Są takie dni, gdy potrzeba szczególnych warunków, by się wyciszyć i odsapnąć. Oczywiście może pomóc w tym muzyka. Mam nieodparte wrażenie, że w takich momentach idealnie sprawdzają się dźwięki delikatne, urokliwe, a jednocześnie niebanalne, najczęściej grane z wykorzystaniem fortepianu, instrumentów smyczkowych czy subtelnej elektroniki, w pewien sposób nawiązujące do muzyki klasycznej.
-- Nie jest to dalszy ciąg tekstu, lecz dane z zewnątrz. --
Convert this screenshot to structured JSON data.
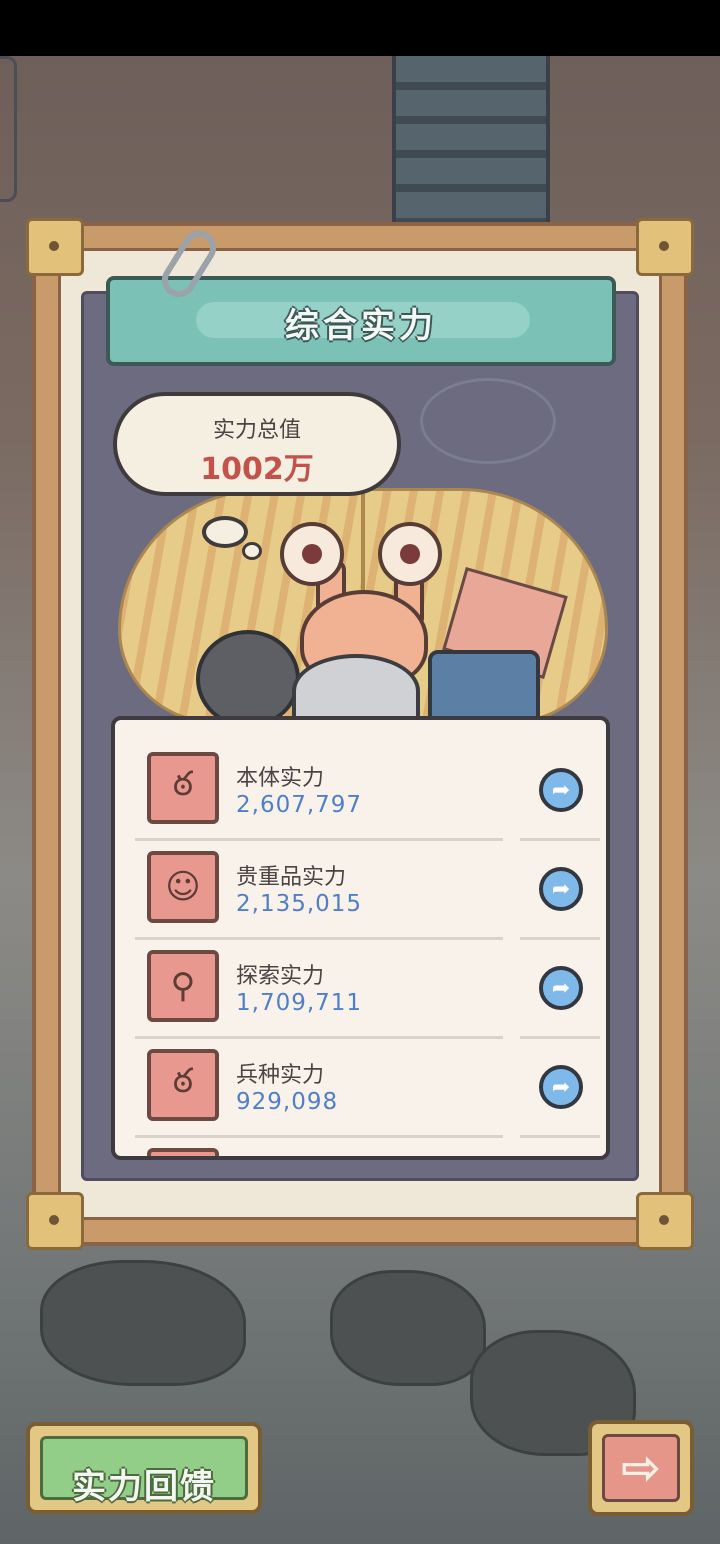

W poniższym godzinnym secie nawiązującym do estetyki klasycznej znajdziecie kilkoro współczesnych kompozytorów i kompozytorek zestawionych z twórcami nieoczywistej muzyki elektronicznej oraz kilka niespodzianek, powiązanych klimatycznie z pozostałymi nagraniami. Spora część artystów wystąpiła w gdańskim Klubie Żak, także podczas różnych odsłon festiwalu Dni Muzyki Nowej. Szczególnie polecam posłuchać tej muzyki po zmroku, a najlepiej późnym wieczorem lub nocą. Będzie melancholijnie, nastrojowo i bardzo tajemniczo.
Obrazek to natomiast interpretacja jednego ze zdjęć promocyjnych niemieckiego pianisty Lamberta, wykonanych podczas sesji na potrzeby albumu "Sweet Apocalypse".